1. Create all of the matrices in the images above. If there is a k select a integer to input in.  
2. Create two random 2d vectors with integer values less than 10. 
3. Apply each of the matrices to the vectors. 
4. Graph the original vectors and the transformed vectors by modifying the quiver code below. If you want to get more creative feel free.  
5. For each graph set the title to be a description of the transformation 

In [None]:
import numpy as np
import matplotlib.pyplot as plt




quiver = plt.quiver([0, 0], # Sets the x-cordinate of the start of the vectors
                    [0, 0], # Sets the y-cordinate of the start of the vectors
                    [1, -1], # Sets the x-cordinate of the end of the vectors
                    [1, -1], # Sets the y-cordinate of the end of the vectors
           angles='xy', 
           scale_units='xy', 
           scale=1,
           color=['r','b'])
plt.xlim(-2, 2)
plt.ylim(-2, 2)
plt.quiverkey(quiver, 1, 1, 1, 'orginal vector', coordinates='data')
plt.quiverkey(quiver, -1, -1.5, 1, 'transformed vector', coordinates='data')
plt.title('Description of Transformation')
plt.show()

### Problem 7 (20 pts):
Confirm the LIVE EVIL rule using the following five steps: 

1. Create four matrices of random numbers, setting the sizes to be $L \in \mathbb{R}^{2 \times 6}$, $I \in \mathbb{R}^{6 \times 3}$, $V \in \mathbb{R}^{3 \times 5}$, $E \in \mathbb{R}^{5 \times 2}$

2. Multiply the four matrices and transpose the product. 

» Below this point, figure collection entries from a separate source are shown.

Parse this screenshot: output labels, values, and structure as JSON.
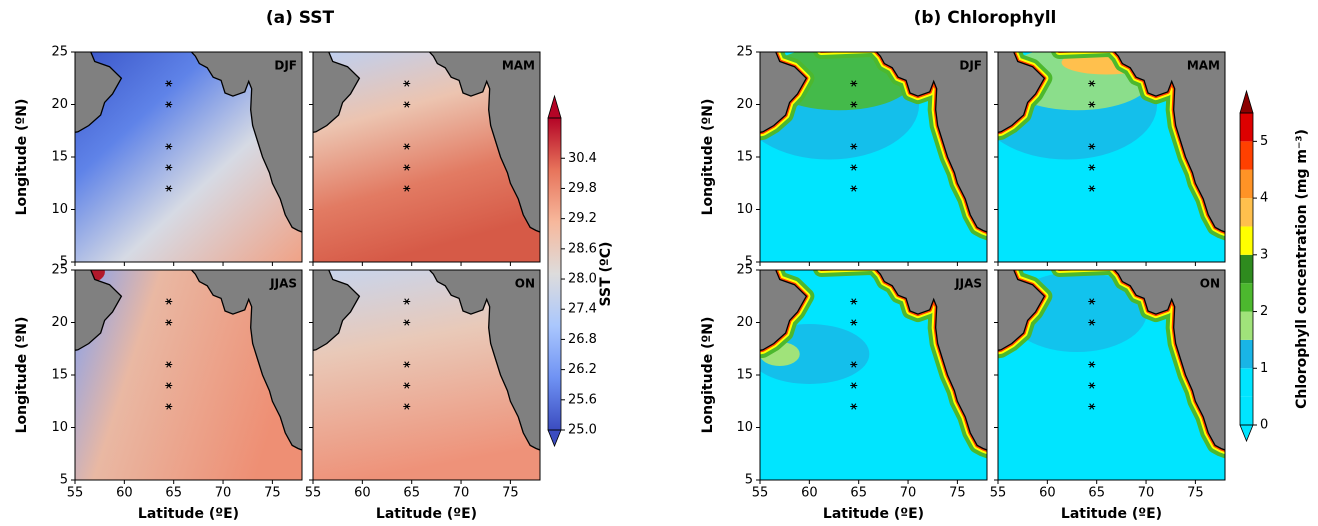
{
  "figures": [
    {
      "title": "(a) SST",
      "x_label": "Latitude (ºE)",
      "y_label": "Longitude (ºN)",
      "xlim": [
        55,
        78
      ],
      "ylim": [
        5,
        25
      ],
      "xticks": [
        55,
        60,
        65,
        70,
        75
      ],
      "yticks": [
        5,
        10,
        15,
        20,
        25
      ],
      "panels": [
        "DJF",
        "MAM",
        "JJAS",
        "ON"
      ],
      "colorbar": {
        "label": "SST (ºC)",
        "lim": [
          25,
          31.2
        ],
        "ticks": [
          {
            "value": 25,
            "label": "25.0"
          },
          25.6,
          26.2,
          26.8,
          27.4,
          {
            "value": 28,
            "label": "28.0"
          },
          28.6,
          29.2,
          29.8,
          30.4
        ],
        "colors": [
          "#3b4cc0",
          "#6f92f3",
          "#aac7fd",
          "#dddcdc",
          "#f7b89c",
          "#e7745b",
          "#b40426"
        ],
        "under": "#3b4cc0",
        "over": "#b40426",
        "discrete": false
      }
    },
    {
      "title": "(b) Chlorophyll",
      "x_label": "Latitude (ºE)",
      "y_label": "Longitude (ºN)",
      "xlim": [
        55,
        78
      ],
      "ylim": [
        5,
        25
      ],
      "xticks": [
        55,
        60,
        65,
        70,
        75
      ],
      "yticks": [
        5,
        10,
        15,
        20,
        25
      ],
      "panels": [
        "DJF",
        "MAM",
        "JJAS",
        "ON"
      ],
      "colorbar": {
        "label": "Chlorophyll concentration (mg m⁻³)",
        "lim": [
          0,
          5.5
        ],
        "ticks": [
          0,
          1,
          2,
          3,
          4,
          5
        ],
        "colors": [
          "#00e5ff",
          "#00e5ff",
          "#19b5e6",
          "#a0e37a",
          "#4cb82e",
          "#2e8b1e",
          "#ffff00",
          "#ffc04d",
          "#ff9326",
          "#ff4000",
          "#dd0000"
        ],
        "under": "#00e5ff",
        "over": "#8b0000",
        "discrete": true
      }
    }
  ]
}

3. Transpose each matrix individually and multiply them without reversing their order. 

4. Transpose each matrix individually and multiply them reversing their order according to the LIVE EVIL rule. Check whether the result of step 2 matches the results of step 3 and step 4. 

5. Repeat the previous steps but using all square matrices.